LKC’s patented RETeval Complete Option includes 30 Hz Flicker ERG using LKC’s Sensor Strip Skin Electrodes (patent-pending), as well as ISCEV-compliant 5 and 6 step protocols, custom protocols, flash VEP, photopic negative response, s-cone, real-time pupillometry (patented), the ability to test with or without dilation, and other innovative features unique in a lightweight, handheld device at an accessible price point for clinicians.
RETeval devices are used in a variety of applications and locations around the world, including:
Examinations under anesthesia and hospital clinics.
Remote locations (rural clinics and at the patient’s bedside).
Offices of ophthalmologists and retinal specialists.
University and medical research laboratories.
According to the International Society for Clinical Electrophysiology of Vision (ISCEV), referral indications for electrophysiological tests include:
Confirmation of Neurological or Ophthalmological Diseases, including: inherited retinal degeneration, ocular hypertension/glaucoma, ocular siderosis, retinal detachment, inflammatory ocular diseases, and retinal ischemia.
Unexplained Vision Loss.
Detection of Disease or Carrier States of Inherited Visual Disorders including retinitis pigmentosa and congenital stationary night blindness.

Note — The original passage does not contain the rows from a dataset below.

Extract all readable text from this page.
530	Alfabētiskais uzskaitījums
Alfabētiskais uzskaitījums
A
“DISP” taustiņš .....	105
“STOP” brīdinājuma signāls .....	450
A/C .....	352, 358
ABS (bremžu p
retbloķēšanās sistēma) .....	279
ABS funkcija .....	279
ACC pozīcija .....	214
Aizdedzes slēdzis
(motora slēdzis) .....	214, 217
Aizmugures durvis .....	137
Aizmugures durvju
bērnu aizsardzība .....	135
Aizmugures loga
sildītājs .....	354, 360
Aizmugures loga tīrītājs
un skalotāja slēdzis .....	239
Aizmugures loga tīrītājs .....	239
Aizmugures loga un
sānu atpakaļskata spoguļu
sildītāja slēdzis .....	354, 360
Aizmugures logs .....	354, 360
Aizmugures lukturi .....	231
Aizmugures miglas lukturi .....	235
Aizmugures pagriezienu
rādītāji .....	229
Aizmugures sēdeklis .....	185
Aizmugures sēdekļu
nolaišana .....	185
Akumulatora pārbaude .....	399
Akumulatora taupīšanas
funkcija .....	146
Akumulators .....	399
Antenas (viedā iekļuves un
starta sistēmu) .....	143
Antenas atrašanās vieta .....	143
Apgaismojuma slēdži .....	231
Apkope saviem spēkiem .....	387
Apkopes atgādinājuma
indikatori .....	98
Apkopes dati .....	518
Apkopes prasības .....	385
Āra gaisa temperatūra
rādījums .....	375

Monitoring health (toxicity).
Quantitative assessment of visual disease, including uveitis, thyrotoxicosis, and perioperative monitoring.
Retinal Vascular Disease and Diabetic Retinopathy.
Assessment of Retinal and Optic Nerve Function Following Trauma including cloudy or opaque media with suspect retinal function and subtle optic nerve or cortical damage after head injury.
Dr. Quentin Davis, LKC’s VP of Operations, added, "Beyond the known conditions clinically proven to be revealed by ERG testing, we are hearing encouraging reports from researchers who are exploring innovative new applications of electrophysiology."